Teto de gastos pode resistir até 2020, mas candidatos querem mudanças

Cida Damasco

14 Agosto 2018 | 17h19

À esquerda, à direita e no centro, candidatos à Presidência miram no teto de gastos, aprovado a duras penas pelo governo Temer e festejado nos mercados como instrumento decisivo para o ajuste fiscal. A crítica geral é que o teto engessa as despesas por um período muito longo, 20 anos, e em consequência, compromete investimentos nas áreas mais carentes. Leia-se educação, saúde, saneamento e assim por diante. O debate é plenamente justificado, já que, até pouco tempo atrás, havia uma apreensão com relação ao cumprimento do teto já em 2019, o primeiro ano do novo governo.

Nesse sentido, as projeções para o cenário fiscal nos próximos anos, divulgadas no mais recente relatório da Instituição Fiscal Independente (IFI), órgão ligado ao Senado, podem dar margem a algumas diferenças na leitura dos dados. Mais ou menos como se encarar um copo meio cheio ou meio vazio.

Quem vê o copo meio cheio leva em conta que o teto de gastos, diante da redução de subsídios e da reoneração da folha de pagamento para alguns setores, pode resistir até 2020. Ou seja, o próximo presidente teria meio mandato para encaminhar um ajuste mais efetivo nas contas públicas, ainda que, obviamente, sem qualquer folga para “fazer bonito” no início dos trabalhos. Afinal, a sobra de recursos resultante da aplicação do teto nas despesas não obrigatórias, “margem fiscal” no dialeto da economia, deverá ficar pouco acima de R$ 100 bilhões em 2019 e em R$ 90 bilhões em 2010.

Quem vê o copo vazio lembra que, em algum momento depois de 2020, sem as mudanças necessárias — e de difícil implementação — há o risco de um colapso no funcionamento da administração pública, ou de derrubada selvagem do teto. Estão à vista de todos as sucessivas pressões sobre os gastos públicos dos lobbies mais poderosos, como a recente manobra do Supremo Tribunal Federal (STF) para dar passagem a um aumento salarial de 16,38%, no ano que vem, com efeito cascata sobre várias carreiras.

Copo meio cheio ou meio vazio, conforme a visão, o fato é que certamente ele não conseguirá aplacar a sede de investimentos nos próximos anos.

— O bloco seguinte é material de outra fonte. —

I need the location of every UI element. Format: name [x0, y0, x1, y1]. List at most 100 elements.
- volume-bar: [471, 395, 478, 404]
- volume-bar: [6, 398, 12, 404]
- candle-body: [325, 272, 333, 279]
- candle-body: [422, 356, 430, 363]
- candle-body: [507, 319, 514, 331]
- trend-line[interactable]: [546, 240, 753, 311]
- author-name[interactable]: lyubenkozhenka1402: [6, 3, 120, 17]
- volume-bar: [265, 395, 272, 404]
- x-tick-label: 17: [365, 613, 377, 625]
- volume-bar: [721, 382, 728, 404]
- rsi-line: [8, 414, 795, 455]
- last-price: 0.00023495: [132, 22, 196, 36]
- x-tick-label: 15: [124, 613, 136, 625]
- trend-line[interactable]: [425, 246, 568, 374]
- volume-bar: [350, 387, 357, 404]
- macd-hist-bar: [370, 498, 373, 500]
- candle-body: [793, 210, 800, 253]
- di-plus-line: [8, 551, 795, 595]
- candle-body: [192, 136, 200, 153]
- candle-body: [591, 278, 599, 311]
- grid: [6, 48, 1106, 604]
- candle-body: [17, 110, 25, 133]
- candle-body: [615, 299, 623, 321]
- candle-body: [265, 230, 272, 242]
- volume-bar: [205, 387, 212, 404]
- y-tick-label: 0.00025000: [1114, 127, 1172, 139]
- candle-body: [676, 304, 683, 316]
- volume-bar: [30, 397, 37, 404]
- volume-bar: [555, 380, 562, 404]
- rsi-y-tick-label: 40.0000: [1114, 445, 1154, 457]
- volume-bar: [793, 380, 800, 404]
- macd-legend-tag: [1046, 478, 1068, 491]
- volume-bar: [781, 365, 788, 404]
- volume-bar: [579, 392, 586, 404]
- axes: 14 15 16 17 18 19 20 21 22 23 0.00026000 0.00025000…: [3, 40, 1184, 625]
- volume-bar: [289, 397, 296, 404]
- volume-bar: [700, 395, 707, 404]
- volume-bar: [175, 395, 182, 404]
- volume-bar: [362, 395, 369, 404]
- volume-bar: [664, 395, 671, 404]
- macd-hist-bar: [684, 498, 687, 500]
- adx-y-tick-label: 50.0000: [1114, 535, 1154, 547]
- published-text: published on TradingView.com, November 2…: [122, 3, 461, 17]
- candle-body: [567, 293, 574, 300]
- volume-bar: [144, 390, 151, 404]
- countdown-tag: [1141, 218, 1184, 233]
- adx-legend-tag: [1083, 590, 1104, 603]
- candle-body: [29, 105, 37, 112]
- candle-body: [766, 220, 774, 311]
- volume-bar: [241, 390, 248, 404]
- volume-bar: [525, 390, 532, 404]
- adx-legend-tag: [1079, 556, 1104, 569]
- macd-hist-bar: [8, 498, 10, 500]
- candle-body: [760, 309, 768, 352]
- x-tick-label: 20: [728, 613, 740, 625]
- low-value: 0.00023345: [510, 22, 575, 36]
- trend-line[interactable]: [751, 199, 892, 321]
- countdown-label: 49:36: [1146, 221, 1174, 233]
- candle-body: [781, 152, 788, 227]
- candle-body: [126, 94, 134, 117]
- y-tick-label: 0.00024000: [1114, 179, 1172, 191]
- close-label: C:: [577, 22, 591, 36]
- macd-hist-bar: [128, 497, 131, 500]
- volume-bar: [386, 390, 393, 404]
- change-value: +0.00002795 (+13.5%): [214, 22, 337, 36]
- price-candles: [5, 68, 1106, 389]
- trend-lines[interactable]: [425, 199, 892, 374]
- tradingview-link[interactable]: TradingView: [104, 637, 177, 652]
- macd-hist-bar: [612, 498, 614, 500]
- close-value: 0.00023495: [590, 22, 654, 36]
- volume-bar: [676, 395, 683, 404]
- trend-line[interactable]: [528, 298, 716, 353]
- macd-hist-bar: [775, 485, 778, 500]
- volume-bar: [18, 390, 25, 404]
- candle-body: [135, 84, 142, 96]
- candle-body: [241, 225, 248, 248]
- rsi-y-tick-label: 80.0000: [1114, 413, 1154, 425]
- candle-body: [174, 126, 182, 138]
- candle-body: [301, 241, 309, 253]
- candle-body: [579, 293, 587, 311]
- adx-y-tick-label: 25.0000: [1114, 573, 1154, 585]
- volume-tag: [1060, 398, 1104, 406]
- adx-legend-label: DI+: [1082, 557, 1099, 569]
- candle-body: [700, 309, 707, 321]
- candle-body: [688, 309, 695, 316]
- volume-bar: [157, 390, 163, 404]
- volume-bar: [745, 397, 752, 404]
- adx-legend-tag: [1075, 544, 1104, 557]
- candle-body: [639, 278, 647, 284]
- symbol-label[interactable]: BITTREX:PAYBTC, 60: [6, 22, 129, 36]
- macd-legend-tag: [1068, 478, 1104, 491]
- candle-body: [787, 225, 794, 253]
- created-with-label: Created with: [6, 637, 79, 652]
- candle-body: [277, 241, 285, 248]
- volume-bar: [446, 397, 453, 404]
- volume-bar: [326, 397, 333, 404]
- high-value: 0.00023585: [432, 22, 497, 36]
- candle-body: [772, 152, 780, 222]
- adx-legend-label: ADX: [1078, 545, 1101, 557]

E é por essa razão que candidatos e seus assessores já falam abertamente em alterar e/ou acabar com o teto de gastos. Eduardo Giannetti e André Lara Resende, economistas do time de Marina (Rede), foram os primeiros na ala liberal a atacar o teto, com o argumento de que se trata de uma medida excessiva e, em algum momento terá de ser revista. Persio Arida, coordenador do programa econômico de Geraldo Alckmin (PSDB), veio logo em seguida, concordando com as críticas a esse mecanismo, por não ser compatível com o dinamismo da economia — mas com a ressalva de que faz sentido por um período determinado, de dois a três anos. Justamente pelas posições pró-mercado dos três economistas, seu posicionamento causou ruídos.

Já Ciro Gomes (PDT), ele mesmo, e Marcio Pochmann, economista do PT, sem surpresas, defendem com todas as letras a revogação do teto. Álvaro Dias (Podemos), já se manifestou a favor de uma revisão no teto, com algum tipo de monitoramento e fiscalização, mas antes da escolha de seu vice, Paulo Rabello de Castro, um adepto declarado da medida. No fundo, defesa firme do teto de gastos só fica a cargo de Henrique Meirelles (MDB) — chefe da equipe econômica que tem a paternidade da mudança — e Paulo Guedes, o guru econômico de Jair Bolsonaro (PSL), que fala até em aprofundar o aperto.